NAMI is the National Alliance on Mental Illness and provides services to both the mentally ill and their families. The group won high praise from the woman who had attempted suicide after being dismissed by three doctors.

"NAMI helped me get into treatment that eventually took six months. If I had to pay for it, it would have been more than college tuition. Thanks to them, I'm able to live my life fairly normally today," she said.

Courtney urged the group members to "ask the question. Are you thinking about killing yourself?" She said we are afraid to ask the question, but many suicides could be prevented if the question were simply asked.

Once someone is convinced their friend or family member is seriously considering suicide, the next move is to call for help. The organization Wease works for, Mobile Crisis, is available 24/7 and 365 days of the year.

The number for Mobile Crisis is 888-573-1006. The agency serves 11 Western North Carolina Counties. Beyond Rutherford, it serves McDowell, Buncombe, Madison, Yancey, Polk, Transylvania, Caldwell, Mitchell, Alexander, and Henderson.

Another option is to dial 911 and ask for help from law enforcement. Police officers and deputies are trained in suicide prevention. Owens said he has been able to talk three people out of committing suicide.

He told a story of talking a guy off a bridge who had put a bicycle lock around his neck and secured it with a chain to the bridge. "If he had jumped, he would have snapped his neck." Owens was able to keep him talking while other officers came up behind him and got him off the bridge.

He was threatening suicide because he had stabbed his girlfriend and was afraid he had killed her.

A survivor of childhood sexual assault broke hearts with her stories of abuse and anger. She also told of identifying abuse in a classmate when she was much younger.

"I told her some responsible adult needed to know about this. Finally she did tell and after an officer visited her father, he never hit her again," she said.

Sunlight sometimes is all that is needed.

Owens also praised Lindsay for being willing to counsel people "off the street." She is apparently a very popular counselor among the student body, but Owens said he has seen her more than once care for needy folks who come in from the general public.

NAMI's services are also available to the general public. Krisanda's office is on Powell Street in Forest City across from the post office. Her numbers are 828-229-3338 and 828-771-6305. She runs a support group for family members and those dealing with a diagnosis of mental illness.

Both Courtney and Wease stressed empathetic, nonjudgmental listening.

"Don't say that if I was in your situation this is what I would do," Wease urged.

A phrase that was mentioned more than once is, "I'm concerned about you."

Noticing was also stressed.

Notice when you haven't heard from a friend in a while.

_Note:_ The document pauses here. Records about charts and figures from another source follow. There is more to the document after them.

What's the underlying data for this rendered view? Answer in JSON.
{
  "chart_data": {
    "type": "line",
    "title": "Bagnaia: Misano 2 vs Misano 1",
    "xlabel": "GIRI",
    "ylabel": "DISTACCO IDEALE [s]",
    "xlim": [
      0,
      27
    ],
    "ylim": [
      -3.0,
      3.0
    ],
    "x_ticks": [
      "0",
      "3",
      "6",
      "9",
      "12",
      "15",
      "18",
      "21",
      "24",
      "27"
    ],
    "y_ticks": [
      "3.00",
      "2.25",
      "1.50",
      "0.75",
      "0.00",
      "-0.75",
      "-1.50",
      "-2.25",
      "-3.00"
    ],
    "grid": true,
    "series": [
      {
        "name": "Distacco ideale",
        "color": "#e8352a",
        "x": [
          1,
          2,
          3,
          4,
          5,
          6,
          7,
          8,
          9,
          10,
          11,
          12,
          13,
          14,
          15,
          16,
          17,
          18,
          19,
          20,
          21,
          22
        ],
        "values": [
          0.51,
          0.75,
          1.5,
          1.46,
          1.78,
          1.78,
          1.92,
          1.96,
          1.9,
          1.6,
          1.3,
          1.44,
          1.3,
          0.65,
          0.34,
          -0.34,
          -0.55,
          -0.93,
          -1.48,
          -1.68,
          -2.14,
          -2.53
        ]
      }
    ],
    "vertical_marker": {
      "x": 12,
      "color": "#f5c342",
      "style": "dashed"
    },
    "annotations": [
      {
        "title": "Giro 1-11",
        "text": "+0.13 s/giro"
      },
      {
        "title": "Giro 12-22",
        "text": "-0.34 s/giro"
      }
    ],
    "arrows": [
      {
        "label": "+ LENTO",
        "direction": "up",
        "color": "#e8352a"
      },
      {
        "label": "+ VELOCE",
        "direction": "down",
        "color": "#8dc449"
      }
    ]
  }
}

Notice when a friend or family member is socially isolating, spending time away from people who care.

"Connection is so important," Courtney said.

One of the most dramatic moments came at the end when one of the students talked about condemning someone who is lesbian, gay, bisexual or transgender or questioning issues around sexual identity or gender.

"Please don't say to this person, 'Well, you're going to hell.' Even if those are your religious beliefs, be kind, be empathetic, get them talking about their feelings. If they are in crisis, the last thing they need is your condemnation. Maybe, after they have had time to settle down and get through the crisis, you can invite them to go with you to church, but that is not the time to condemn. Tell them, 'I support you. I love you. I'm gonna take care of you.'"

Suicide rates are dramatically high among lgbtq teens, according to national studies.

Resources for suicide prevention:

911 ask for law enforcement

National Suicide Prevention Lifeline 800-273-8255

Local office of the National Alliance On Mental Illness 828-229-3338 and 828-771-6305

Local Mobile Crisis number 888-573-1006

If you fear a friend or family member is planning suicide, don't hesitate to call. Keep these numbers handy.